Sipping Panama’s $1,000 Geisha Coffee Is Worth The Trip


News from Panama / Tuesday, November 3rd, 2020

After closing a deal with Wilford Lamastus earlier this year I decided to pay him a visit and acquire some of his special Geisha coffee beans. Not from the batch that sold for over $1,000 a pound setting the new record last year but a great bean grown at his high altitude plantation.  Wow, what a great cup this morning.

 

It wasn’t so long ago that coffee received very little scrutiny from imbibers in the United States. A metal can of pre-ground beans was standard in most homes until the transition of coffee from commodity to craft in the 1990s and early 2000s, thus enabling coffee-growing regions around the world to showcase the subtle flavors that differentiate them from everyone else.

As the third wave of coffee has become more mainstream, Panama has quietly staked its claim as a force to be reckoned with thanks to growing the renowned Geisha coffee bean, which can sell for over $1,000 per pound.

This coffee originally hailed from Ethiopia (purportedly from a region called Gesha, hence the name) before taking root in Central America. The mixture of the right altitude – not too high, not too low, volcanic soil, and the microclimates of Boquete, where the highest-ranked Geishas are grown, yielded a near-perfect bean. Geisha is grown elsewhere in Latin America and the rest of the world, but Panama’s varieties consistently rank the highest in competitions.

To put it in perspective, Panama’s Geisha coffee continues to set records year after year. First in 2004, when a washed Geisha from Hacienda La Esmeralda sold at auction for $21 per pound, blowing past the existing record of $4.80 per pound. By 2017, these beans were selling for $661 per pound, finally surpassing four figures in 2019 at $1,029 per pound. In only 15 years, Geisha from Panama redefined the entire concept of luxury coffee.

A handful of geisha coffee beans

Remarkably, this low-yield variety was ignored for decades due to the intense work that needs to be invested to get it to grow. It requires special fertilizer, careful pruning, and of course, a home perfectly situated between two oceans. But growers like Hacienda EsmeraldaCafe Don Benjie, and Lamastus Family Estates had the vision and passion to recognize Geisha’s potential, and today they have been rewarded for their hard work.

Geisha beans do plenty of the work themselves, too. Considered a tea-like coffee, Geisha is noted for its delicate floral flavors and surprising depth, with an extended finish. Even those that wouldn’t consider themselves coffee highbrows find an immediate affinity within the first sip. The superior flavor, combined with the scarcity of finding Geisha, and the amount of work that goes into producing it, explains why the price tag is so high.

In an effort to promote the incredible strides Geisha has made in the coffee industry, and to encourage visitors to Panama to look beyond the Canal, food entrepreneur Jorge Chanis started La Cosecha, an event now entering its fourth year. It was created to celebrate the harvest and enable coffee lovers from the world over to more easily experience what Geisha coffee is all about, from the nuances of growing this delicate bean in the Panamanian highlands, to the way the land and local culture reflect the uniqueness of this coffee variety.

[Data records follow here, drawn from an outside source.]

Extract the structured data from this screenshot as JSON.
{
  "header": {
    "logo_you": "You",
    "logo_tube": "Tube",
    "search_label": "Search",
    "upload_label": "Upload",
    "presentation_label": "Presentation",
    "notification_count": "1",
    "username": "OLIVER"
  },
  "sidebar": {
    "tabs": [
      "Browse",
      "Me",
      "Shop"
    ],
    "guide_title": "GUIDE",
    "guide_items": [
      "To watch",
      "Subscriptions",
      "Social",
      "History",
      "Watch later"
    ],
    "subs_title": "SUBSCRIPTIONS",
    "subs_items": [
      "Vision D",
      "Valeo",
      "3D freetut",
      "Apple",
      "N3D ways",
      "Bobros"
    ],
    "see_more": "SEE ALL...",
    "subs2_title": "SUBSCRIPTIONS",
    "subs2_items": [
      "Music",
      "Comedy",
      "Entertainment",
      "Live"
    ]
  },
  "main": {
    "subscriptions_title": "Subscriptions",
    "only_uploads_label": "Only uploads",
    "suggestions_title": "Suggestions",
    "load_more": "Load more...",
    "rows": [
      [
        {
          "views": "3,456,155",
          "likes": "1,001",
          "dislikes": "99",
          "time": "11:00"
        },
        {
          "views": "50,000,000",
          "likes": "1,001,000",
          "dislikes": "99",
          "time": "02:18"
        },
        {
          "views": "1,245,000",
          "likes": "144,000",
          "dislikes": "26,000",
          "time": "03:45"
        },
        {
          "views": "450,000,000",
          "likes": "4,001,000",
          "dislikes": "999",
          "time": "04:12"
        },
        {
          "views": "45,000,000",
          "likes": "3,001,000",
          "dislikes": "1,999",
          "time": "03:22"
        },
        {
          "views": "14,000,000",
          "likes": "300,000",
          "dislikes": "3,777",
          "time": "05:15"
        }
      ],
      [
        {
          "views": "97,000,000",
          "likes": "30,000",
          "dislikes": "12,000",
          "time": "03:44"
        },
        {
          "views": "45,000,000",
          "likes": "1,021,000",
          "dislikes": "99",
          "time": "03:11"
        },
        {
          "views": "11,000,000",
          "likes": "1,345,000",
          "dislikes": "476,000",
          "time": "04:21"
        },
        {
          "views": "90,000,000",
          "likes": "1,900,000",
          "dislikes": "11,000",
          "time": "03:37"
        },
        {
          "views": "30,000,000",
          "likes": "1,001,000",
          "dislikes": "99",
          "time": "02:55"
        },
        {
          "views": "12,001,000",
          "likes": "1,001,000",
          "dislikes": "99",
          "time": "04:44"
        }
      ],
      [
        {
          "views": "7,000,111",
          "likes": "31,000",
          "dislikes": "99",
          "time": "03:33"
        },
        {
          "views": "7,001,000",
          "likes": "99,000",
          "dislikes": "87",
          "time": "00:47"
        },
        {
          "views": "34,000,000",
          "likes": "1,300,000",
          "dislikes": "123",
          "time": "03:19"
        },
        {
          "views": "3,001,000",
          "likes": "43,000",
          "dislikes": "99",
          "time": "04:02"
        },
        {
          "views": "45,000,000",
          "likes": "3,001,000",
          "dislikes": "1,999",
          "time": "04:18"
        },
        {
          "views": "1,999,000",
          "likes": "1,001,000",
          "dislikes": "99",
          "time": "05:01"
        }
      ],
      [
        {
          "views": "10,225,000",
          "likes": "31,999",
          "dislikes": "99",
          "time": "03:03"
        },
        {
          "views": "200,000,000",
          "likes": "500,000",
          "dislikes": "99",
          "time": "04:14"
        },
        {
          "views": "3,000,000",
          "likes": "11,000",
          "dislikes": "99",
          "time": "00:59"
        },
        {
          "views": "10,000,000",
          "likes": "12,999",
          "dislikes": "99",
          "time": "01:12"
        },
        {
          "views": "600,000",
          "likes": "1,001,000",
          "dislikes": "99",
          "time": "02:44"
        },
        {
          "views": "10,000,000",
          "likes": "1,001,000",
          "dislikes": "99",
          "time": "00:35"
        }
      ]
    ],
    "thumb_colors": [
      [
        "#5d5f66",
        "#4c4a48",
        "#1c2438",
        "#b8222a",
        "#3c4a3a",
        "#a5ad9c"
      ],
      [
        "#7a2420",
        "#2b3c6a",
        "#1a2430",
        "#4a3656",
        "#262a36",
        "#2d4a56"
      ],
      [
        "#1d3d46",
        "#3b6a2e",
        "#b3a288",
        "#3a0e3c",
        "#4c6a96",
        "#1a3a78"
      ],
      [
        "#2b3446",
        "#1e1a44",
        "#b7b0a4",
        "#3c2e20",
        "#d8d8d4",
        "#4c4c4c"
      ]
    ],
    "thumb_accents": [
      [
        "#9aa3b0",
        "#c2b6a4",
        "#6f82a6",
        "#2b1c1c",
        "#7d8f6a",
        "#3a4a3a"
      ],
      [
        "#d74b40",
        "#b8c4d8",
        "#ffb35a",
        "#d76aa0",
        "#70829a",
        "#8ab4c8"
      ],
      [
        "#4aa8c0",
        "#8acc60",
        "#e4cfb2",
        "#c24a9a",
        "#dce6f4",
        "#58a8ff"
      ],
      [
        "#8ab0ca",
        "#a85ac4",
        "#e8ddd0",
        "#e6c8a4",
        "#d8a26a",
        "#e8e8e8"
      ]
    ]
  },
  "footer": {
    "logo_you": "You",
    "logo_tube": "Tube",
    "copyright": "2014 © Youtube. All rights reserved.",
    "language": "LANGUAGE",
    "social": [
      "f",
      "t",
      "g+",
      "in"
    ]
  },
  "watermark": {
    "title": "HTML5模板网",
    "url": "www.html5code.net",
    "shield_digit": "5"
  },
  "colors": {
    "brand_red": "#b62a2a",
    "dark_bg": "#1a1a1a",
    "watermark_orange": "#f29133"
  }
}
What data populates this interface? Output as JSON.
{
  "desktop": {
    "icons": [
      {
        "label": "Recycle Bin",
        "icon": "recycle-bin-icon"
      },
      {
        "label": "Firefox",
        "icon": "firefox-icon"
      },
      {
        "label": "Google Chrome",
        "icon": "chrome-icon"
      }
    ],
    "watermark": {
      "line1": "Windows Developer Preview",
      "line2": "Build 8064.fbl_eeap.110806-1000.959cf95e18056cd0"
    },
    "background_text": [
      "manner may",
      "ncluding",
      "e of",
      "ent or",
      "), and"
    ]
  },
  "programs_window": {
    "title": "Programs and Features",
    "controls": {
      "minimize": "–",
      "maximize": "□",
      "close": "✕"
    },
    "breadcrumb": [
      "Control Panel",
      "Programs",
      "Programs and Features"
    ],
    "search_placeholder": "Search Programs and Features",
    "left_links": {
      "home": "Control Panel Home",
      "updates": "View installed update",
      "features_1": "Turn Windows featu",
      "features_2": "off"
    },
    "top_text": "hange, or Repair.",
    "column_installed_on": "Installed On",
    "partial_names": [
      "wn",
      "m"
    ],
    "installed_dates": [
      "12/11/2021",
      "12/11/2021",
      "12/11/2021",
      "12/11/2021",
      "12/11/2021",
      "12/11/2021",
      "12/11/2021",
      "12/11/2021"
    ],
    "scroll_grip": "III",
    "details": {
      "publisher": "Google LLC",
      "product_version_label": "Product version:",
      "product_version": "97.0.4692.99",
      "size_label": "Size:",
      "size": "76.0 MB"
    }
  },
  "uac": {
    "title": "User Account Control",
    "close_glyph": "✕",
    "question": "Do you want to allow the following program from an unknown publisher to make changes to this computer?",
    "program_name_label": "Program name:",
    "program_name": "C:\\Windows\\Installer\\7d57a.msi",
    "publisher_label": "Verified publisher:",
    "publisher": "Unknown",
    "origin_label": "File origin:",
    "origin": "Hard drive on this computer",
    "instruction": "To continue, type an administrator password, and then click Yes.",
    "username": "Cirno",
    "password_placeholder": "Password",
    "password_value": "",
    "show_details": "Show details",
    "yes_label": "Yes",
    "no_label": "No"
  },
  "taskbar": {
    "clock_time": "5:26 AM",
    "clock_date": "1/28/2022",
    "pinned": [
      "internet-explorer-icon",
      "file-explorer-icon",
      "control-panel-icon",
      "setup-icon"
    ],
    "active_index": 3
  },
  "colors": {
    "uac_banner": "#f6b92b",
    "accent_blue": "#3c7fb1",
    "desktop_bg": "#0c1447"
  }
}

Coffee being poured at Lamastus Estates

Coffee being poured at Lamastus Estates

LA COSECHA

During the annual four day event, guests get to know Geisha coffee from every angle to can further expand upon the flavor profile that makes this bean worth such a premium price. After spending a brief stint in Panama City, guests head to Boquete to explore coffee farms, attend lively but lavish dinner parties, and even take a pre-dawn hike up Volcán Baru to experience seeing both the Atlantic and Pacific oceans at once as the sun crests the horizon. La Cosecha ensures participants come away with a holistic understanding of just how unique Geisha coffee is in the context of the people producing and the land where it grows. Chanis knows that sipping on Geisha’s fragrant, floral, almost tea-like brew is made all the more magical by doing so from 11,400 feet.

In 2021, La Cosecha will be taking place during March. Adventurous travelers can take part in the cupping classes, waterfall hikes, and coffee and food pairings that help elucidate what Geisha coffee has done for Panama, and what Panama has done to ensure this one-of-a-kind bean could become available to consumers.

Fortunately, Geisha coffees from Panama are available for purchase outside of the country, from Japan’s Saza Coffee to California’s Klatch Coffee, but knowing that there is so much more to Geisha than the flavor itself, traveling to Panama to experience its production firsthand is a worthwhile trip for any coffee aficionado. Getting to socialize with the families who have devoted so much time, energy, and love into perfecting the world’s most expensive coffee bean is an experience unlike any other.